Hij houdt natuurlijk van water maar niet persé van zwemmen, meer van baggeren.
Verzorging:
De Otterhound heeft een dubbele vacht die wat olie achtig is. en hem beschermt tegen kou en nattigheid. Je borstelt hem eens per week, houdt goed zijn lange oren schoon en dat is het. Niet plukken of trimmen. Hou er rekening mee dat hij een ruwe vacht heeft, snor en baard ook, en dat daar best goed water en zand in blijft hangen. Hij is zelf zó droog en schoon maar dan ligt het zand wel ergens…
Omgang met kinderen:
De Otterhound is een kindervriend, een teddybeer. Maar hij is heel sterk en een beetje een onhandige clown dus héél kleine kinderen gooit hij in zijn enthousiasme makkelijk om.
Uiterlijke kenmerken
Lichaamsbouw:
De Otterhound is een grote ruwharige brak, rasgroep lopende honden. Diepe borskas voor uithoudingsvermogen, sterke benen, grote, gesloten, ronde voeten met rudimentaire zwemvliezen. Majestueus hoofd, lang, laag aangezet oor met karakteristieke plooi. Lange, laag afhangende staart, goed bevederd. Grote diepzwarte neus, donker oog.
Kleur:
Alle brakkenkleuren zijn toegestaan.
Schofthoogte:
60 tot 70 cem schofthoogte
Ogen:
Donkerbruin, expressief, vaak zwart omrand.
Vacht:
Dubbele ruwharige vacht tot ca. 10 cm lengte, ondervacht olie achtig (waterbestendig). Alleen goed borstelen voldoet, niet plukken of trimmen.
Staart:
Laag aangezet, breed bij de aanzet ( otterstaart), goed bevederd, hangt in rust laag tot op de hakken. Bij voorkeur niet hoger dan rughoogte gedragen behalve in alerte toestand natuurlijk.
Overige:
Kenmerkend is zijn imposante blaf: als van een zeehond, En het luid geven bij de jacht. Dat vergeet je nooit meer als je het eens hebt gehoord.
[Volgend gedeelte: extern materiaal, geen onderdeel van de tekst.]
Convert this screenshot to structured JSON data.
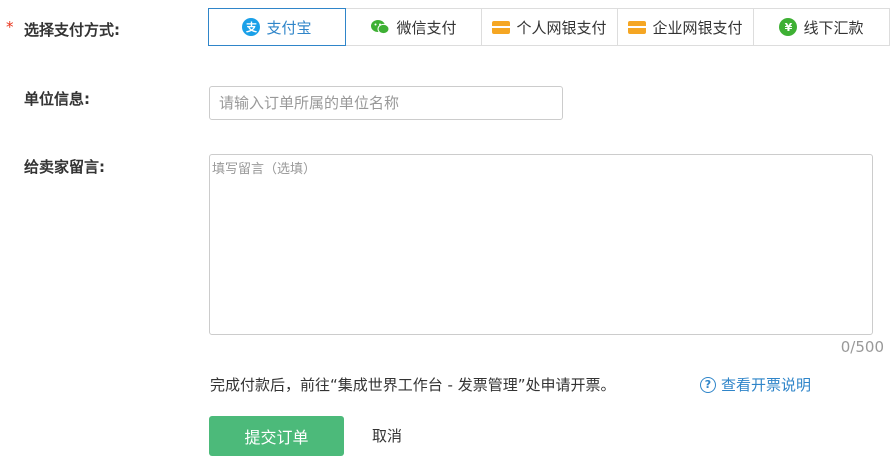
{
  "payment": {
    "required_mark": "*",
    "label": "选择支付方式:",
    "methods": [
      {
        "label": "支付宝",
        "icon": "alipay-icon",
        "glyph": "支",
        "active": true
      },
      {
        "label": "微信支付",
        "icon": "wechat-icon",
        "glyph": "",
        "active": false
      },
      {
        "label": "个人网银支付",
        "icon": "bank-card-icon",
        "glyph": "",
        "active": false
      },
      {
        "label": "企业网银支付",
        "icon": "bank-card-icon",
        "glyph": "",
        "active": false
      },
      {
        "label": "线下汇款",
        "icon": "yen-icon",
        "glyph": "¥",
        "active": false
      }
    ]
  },
  "company": {
    "label": "单位信息:",
    "placeholder": "请输入订单所属的单位名称",
    "value": ""
  },
  "message": {
    "label": "给卖家留言:",
    "placeholder": "填写留言（选填）",
    "value": "",
    "counter": "0/500"
  },
  "invoice": {
    "note": "完成付款后，前往“集成世界工作台 - 发票管理”处申请开票。",
    "link_icon": "?",
    "link_label": "查看开票说明"
  },
  "actions": {
    "submit_label": "提交订单",
    "cancel_label": "取消"
  },
  "colors": {
    "accent_blue": "#2f85c9",
    "submit_green": "#4cba7a",
    "required_red": "#e8341c",
    "card_orange": "#f5a623",
    "alipay_blue": "#1aa0e8",
    "wechat_green": "#3eb034"
  }
}
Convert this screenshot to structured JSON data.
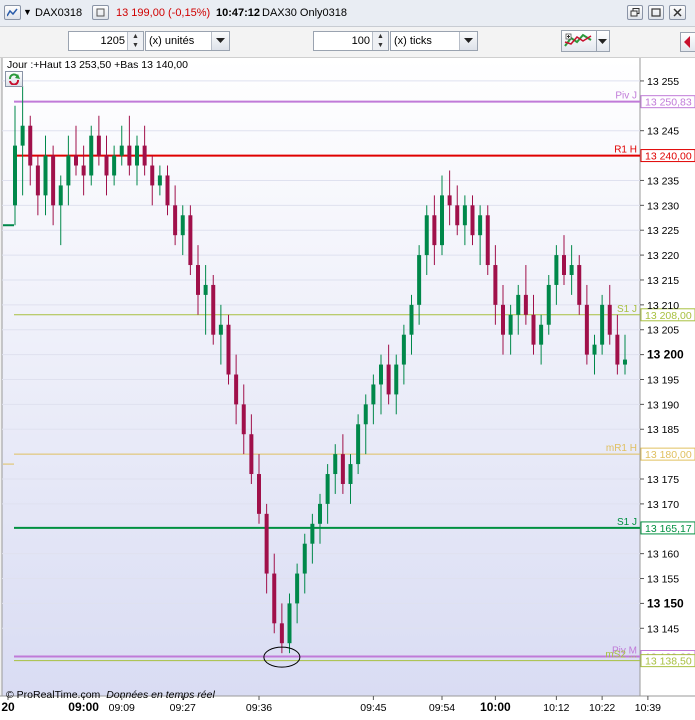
{
  "window": {
    "instrument": "DAX0318",
    "price_change": "13 199,00 (-0,15%)",
    "time": "10:47:12",
    "product": "DAX30 Only0318"
  },
  "toolbar": {
    "units_value": "1205",
    "units_label": "(x) unités",
    "ticks_value": "100",
    "ticks_label": "(x) ticks"
  },
  "chart_header": "Jour :+Haut 13 253,50 +Bas 13 140,00",
  "footer": {
    "brand": "© ProRealTime.com",
    "realtime": "Données en temps réel"
  },
  "colors": {
    "bull": "#00884a",
    "bear": "#a0104a",
    "piv": "#c07ad8",
    "r1": "#e00000",
    "s1j": "#a8c040",
    "mr1": "#e0c060",
    "s1": "#009040",
    "pivm": "#c07ad8",
    "ms": "#a8c040"
  },
  "chart_data": {
    "type": "candlestick",
    "y_range": [
      13133,
      13258
    ],
    "y_ticks": [
      {
        "v": 13255,
        "label": "13 255",
        "bold": false
      },
      {
        "v": 13245,
        "label": "13 245",
        "bold": false
      },
      {
        "v": 13235,
        "label": "13 235",
        "bold": false
      },
      {
        "v": 13230,
        "label": "13 230",
        "bold": false
      },
      {
        "v": 13225,
        "label": "13 225",
        "bold": false
      },
      {
        "v": 13220,
        "label": "13 220",
        "bold": false
      },
      {
        "v": 13215,
        "label": "13 215",
        "bold": false
      },
      {
        "v": 13210,
        "label": "13 210",
        "bold": false
      },
      {
        "v": 13205,
        "label": "13 205",
        "bold": false
      },
      {
        "v": 13200,
        "label": "13 200",
        "bold": true
      },
      {
        "v": 13195,
        "label": "13 195",
        "bold": false
      },
      {
        "v": 13190,
        "label": "13 190",
        "bold": false
      },
      {
        "v": 13185,
        "label": "13 185",
        "bold": false
      },
      {
        "v": 13175,
        "label": "13 175",
        "bold": false
      },
      {
        "v": 13170,
        "label": "13 170",
        "bold": false
      },
      {
        "v": 13160,
        "label": "13 160",
        "bold": false
      },
      {
        "v": 13155,
        "label": "13 155",
        "bold": false
      },
      {
        "v": 13150,
        "label": "13 150",
        "bold": true
      },
      {
        "v": 13145,
        "label": "13 145",
        "bold": false
      }
    ],
    "x_ticks": [
      {
        "i": 0,
        "label": "20",
        "bold": true
      },
      {
        "i": 9,
        "label": "09:00",
        "bold": true
      },
      {
        "i": 14,
        "label": "09:09",
        "bold": false
      },
      {
        "i": 22,
        "label": "09:27",
        "bold": false
      },
      {
        "i": 32,
        "label": "09:36",
        "bold": false
      },
      {
        "i": 47,
        "label": "09:45",
        "bold": false
      },
      {
        "i": 56,
        "label": "09:54",
        "bold": false
      },
      {
        "i": 63,
        "label": "10:00",
        "bold": true
      },
      {
        "i": 71,
        "label": "10:12",
        "bold": false
      },
      {
        "i": 77,
        "label": "10:22",
        "bold": false
      },
      {
        "i": 83,
        "label": "10:39",
        "bold": false
      }
    ],
    "levels": [
      {
        "name": "Piv J",
        "value": 13250.83,
        "label": "13 250,83",
        "colorKey": "piv",
        "width": 2
      },
      {
        "name": "R1 H",
        "value": 13240.0,
        "label": "13 240,00",
        "colorKey": "r1",
        "width": 2
      },
      {
        "name": "S1 J",
        "value": 13208.0,
        "label": "13 208,00",
        "colorKey": "s1j",
        "width": 1
      },
      {
        "name": "mR1 H",
        "value": 13180.0,
        "label": "13 180,00",
        "colorKey": "mr1",
        "width": 1
      },
      {
        "name": "S1 J",
        "value": 13165.17,
        "label": "13 165,17",
        "colorKey": "s1",
        "width": 2
      },
      {
        "name": "Piv M",
        "value": 13139.33,
        "label": "13 139,33",
        "colorKey": "pivm",
        "width": 2
      },
      {
        "name": "mS2 ...",
        "value": 13138.5,
        "label": "13 138,50",
        "colorKey": "ms",
        "width": 1
      }
    ],
    "candles": [
      [
        13230,
        13250,
        13226,
        13242
      ],
      [
        13242,
        13254,
        13232,
        13246
      ],
      [
        13246,
        13248,
        13234,
        13238
      ],
      [
        13238,
        13240,
        13228,
        13232
      ],
      [
        13232,
        13244,
        13228,
        13240
      ],
      [
        13240,
        13242,
        13226,
        13230
      ],
      [
        13230,
        13236,
        13222,
        13234
      ],
      [
        13234,
        13244,
        13230,
        13240
      ],
      [
        13240,
        13246,
        13236,
        13238
      ],
      [
        13238,
        13242,
        13232,
        13236
      ],
      [
        13236,
        13246,
        13234,
        13244
      ],
      [
        13244,
        13248,
        13238,
        13240
      ],
      [
        13240,
        13244,
        13232,
        13236
      ],
      [
        13236,
        13242,
        13234,
        13240
      ],
      [
        13240,
        13246,
        13238,
        13242
      ],
      [
        13242,
        13248,
        13236,
        13238
      ],
      [
        13238,
        13244,
        13234,
        13242
      ],
      [
        13242,
        13246,
        13236,
        13238
      ],
      [
        13238,
        13240,
        13230,
        13234
      ],
      [
        13234,
        13238,
        13232,
        13236
      ],
      [
        13236,
        13238,
        13228,
        13230
      ],
      [
        13230,
        13234,
        13222,
        13224
      ],
      [
        13224,
        13230,
        13220,
        13228
      ],
      [
        13228,
        13230,
        13216,
        13218
      ],
      [
        13218,
        13222,
        13208,
        13212
      ],
      [
        13212,
        13218,
        13204,
        13214
      ],
      [
        13214,
        13216,
        13202,
        13204
      ],
      [
        13204,
        13210,
        13198,
        13206
      ],
      [
        13206,
        13208,
        13194,
        13196
      ],
      [
        13196,
        13200,
        13186,
        13190
      ],
      [
        13190,
        13194,
        13180,
        13184
      ],
      [
        13184,
        13188,
        13174,
        13176
      ],
      [
        13176,
        13180,
        13166,
        13168
      ],
      [
        13168,
        13170,
        13152,
        13156
      ],
      [
        13156,
        13160,
        13144,
        13146
      ],
      [
        13146,
        13150,
        13140,
        13142
      ],
      [
        13142,
        13152,
        13140,
        13150
      ],
      [
        13150,
        13158,
        13146,
        13156
      ],
      [
        13156,
        13164,
        13152,
        13162
      ],
      [
        13162,
        13168,
        13158,
        13166
      ],
      [
        13166,
        13172,
        13162,
        13170
      ],
      [
        13170,
        13178,
        13166,
        13176
      ],
      [
        13176,
        13182,
        13172,
        13180
      ],
      [
        13180,
        13184,
        13172,
        13174
      ],
      [
        13174,
        13180,
        13170,
        13178
      ],
      [
        13178,
        13188,
        13176,
        13186
      ],
      [
        13186,
        13192,
        13180,
        13190
      ],
      [
        13190,
        13196,
        13186,
        13194
      ],
      [
        13194,
        13200,
        13188,
        13198
      ],
      [
        13198,
        13202,
        13190,
        13192
      ],
      [
        13192,
        13200,
        13188,
        13198
      ],
      [
        13198,
        13206,
        13194,
        13204
      ],
      [
        13204,
        13212,
        13200,
        13210
      ],
      [
        13210,
        13222,
        13206,
        13220
      ],
      [
        13220,
        13230,
        13216,
        13228
      ],
      [
        13228,
        13232,
        13218,
        13222
      ],
      [
        13222,
        13236,
        13220,
        13232
      ],
      [
        13232,
        13237,
        13226,
        13230
      ],
      [
        13230,
        13234,
        13224,
        13226
      ],
      [
        13226,
        13232,
        13222,
        13230
      ],
      [
        13230,
        13232,
        13222,
        13224
      ],
      [
        13224,
        13230,
        13218,
        13228
      ],
      [
        13228,
        13230,
        13216,
        13218
      ],
      [
        13218,
        13222,
        13206,
        13210
      ],
      [
        13210,
        13214,
        13200,
        13204
      ],
      [
        13204,
        13210,
        13200,
        13208
      ],
      [
        13208,
        13214,
        13204,
        13212
      ],
      [
        13212,
        13218,
        13206,
        13208
      ],
      [
        13208,
        13212,
        13200,
        13202
      ],
      [
        13202,
        13208,
        13198,
        13206
      ],
      [
        13206,
        13216,
        13204,
        13214
      ],
      [
        13214,
        13222,
        13210,
        13220
      ],
      [
        13220,
        13224,
        13214,
        13216
      ],
      [
        13216,
        13222,
        13212,
        13218
      ],
      [
        13218,
        13220,
        13208,
        13210
      ],
      [
        13210,
        13214,
        13198,
        13200
      ],
      [
        13200,
        13204,
        13196,
        13202
      ],
      [
        13202,
        13212,
        13200,
        13210
      ],
      [
        13210,
        13214,
        13202,
        13204
      ],
      [
        13204,
        13208,
        13196,
        13198
      ],
      [
        13198,
        13204,
        13196,
        13199
      ]
    ]
  }
}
Het valt niet mee om een Otterhound kwaad te krijgen maar als hij uiteindelijk de strijd aangaat dan wint hij. Ooit werd hij ingezet bij de jacht op de otter. Een mannetjes otter moest hij onder water kunnen verslaan. Dat zegt iets over zijn kracht en uithoudingsvermogen. Maar als gezegd: hij is een gelukkig een zachtmoedige kameraad die maar moeilijk uit zijn evenwicht te brengen is.
Een stukje geschiednis:
Waarom een otterhond? In het middeleeuwse Engeland vormden rivierotters een bedreiging voor vissers die met hen streden om vis. Otterhonden, die in groepen jaagden, werden ontwikkeld om het harige ongedierte op afstand te houden en de visindustrie te beschermen. De vroegst bekende verwijzing naar een “otter dogge” in Engeland dateert uit 1175. In de 14 e eeuw, huntsman William Twici beschreef de honden als “een ruwe soort hond tussen een hond en een terriër.” Jagen met Otterhounds werd een sport en ook een ontluikende vorm van economisch protectionisme. Bad King John hield van jagen met Otterhounds, en koningin Elizabeth I was de eerste “Lady Master of Otterhounds.” Hoewel de achtergrond van die vroege Otterhounds onbekend is , stammen de moderne honden uit de 18e eeuw af van Bloodhounds ; verschillende ruw gecoate Franse rassen, waaronder de Griffon Nivernais en Griffon Vendeen; en de nu uitgestorven oude zuidelijke hond. De Franse connectie is duidelijk: de Otterhound lijkt erg op de ruw gecoate Griffon Vendeen. Kruisingen waren heel gewoon in Otterhounds en de honden van vandaag stammen af van een bloedhond / Griffon Nivernais-kruis gemaakt in 1958. Otterjacht was jarenlang zeer populair, maar Otterhounds verloren hun baan toen de otterpopulatie begon te dalen vanwege watervervuiling. Otterjacht werd verboden in Engeland in 1978 en Schotland in 1980. Veel van de roedels werden ontbonden, overgeschakeld op nertsenjacht, of werden alleen gehouden voor sleepjachten, waarbij een kunstmatig spoor werd gevolgd.